Identifiers
- Symbol: icd-II
- Rfam: RF04189

Other data
- RNA type: Cis-reg
- GO: GO:0010468
- SO: SO:0000370
- PDB structures: PDBe

= Icd-II ncRNA motif =

The icd-II non-coding RNA (ncRNA) is an RNA motif proposed as a Strong Riboswitch Candidate (SRC). Icd-II ncRNA has been recognized by a comparative sequence analysis in GC-rich intergenic regions (IGR) of bacteria, using a pipeline call Discovery of Intergenic Motifs PipeLine (DIMPL).

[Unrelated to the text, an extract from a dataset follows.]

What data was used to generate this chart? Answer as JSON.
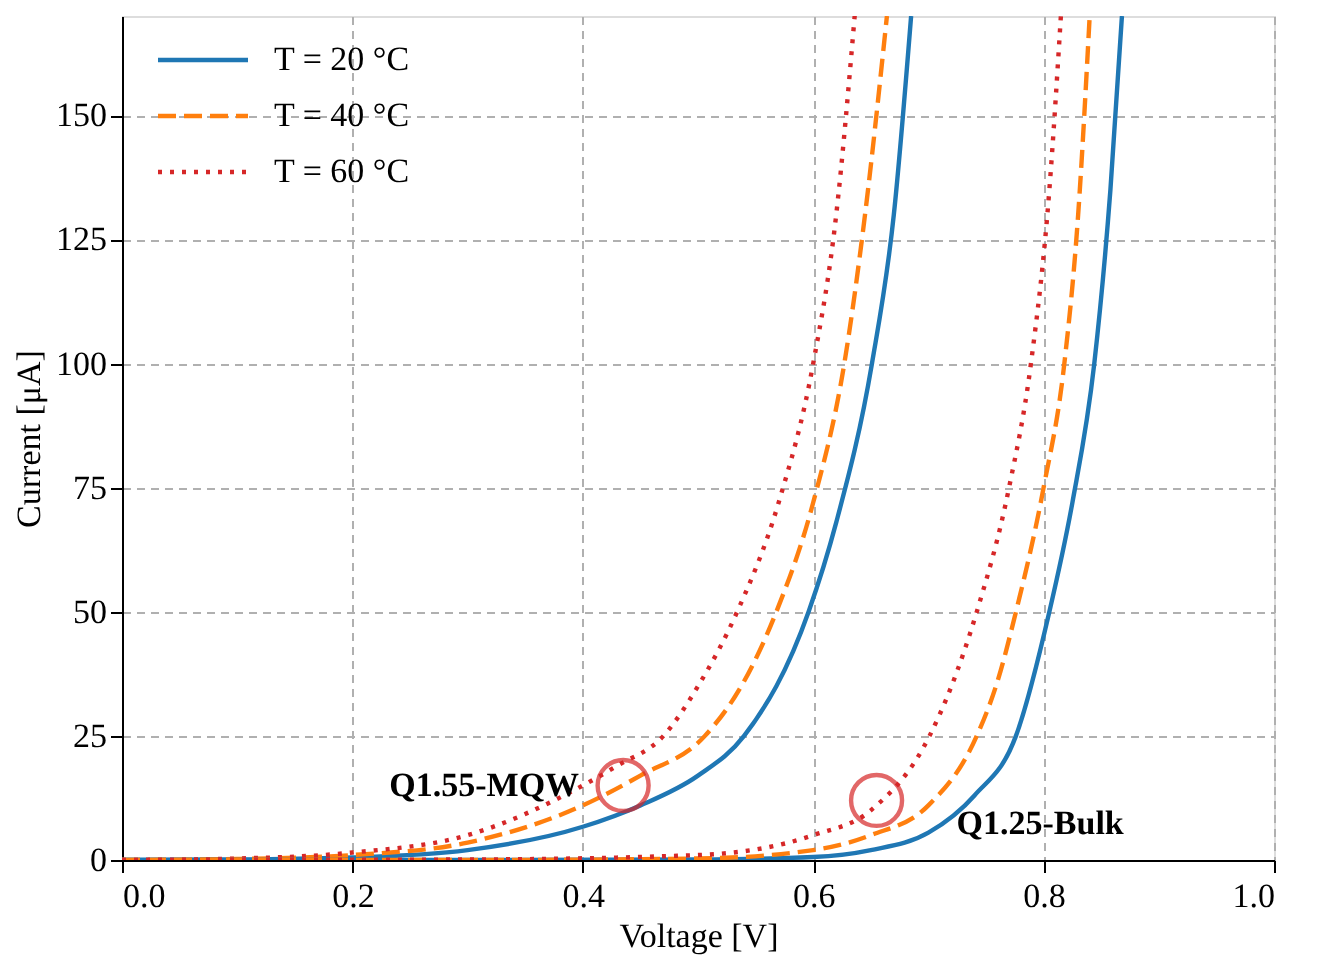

Icd-II ncRNA has been located upstream of the icd gene, which codes for an NADP^{+}-dependent isocitrate dehydrogenase (IDH) enzyme. IDH is part of the citric acid cycle, and thus it participates in managing the carbon flux through this energy metabolism pathway. Icd-II ncRNA has been found in bacteria of the class beta proteobacteria, particularly in Polynucleobacter genus. Icd-II RNA secondary structure consists of a three-stem junction, where the ribosome binding site (RBS) of the adjacent open reading frame (ORF) is predicted to be involved in the first base-paired stem. It has been proposed that icd-II ncRNA can function as a riboswitch that regulates translation initiation of its associate ORF.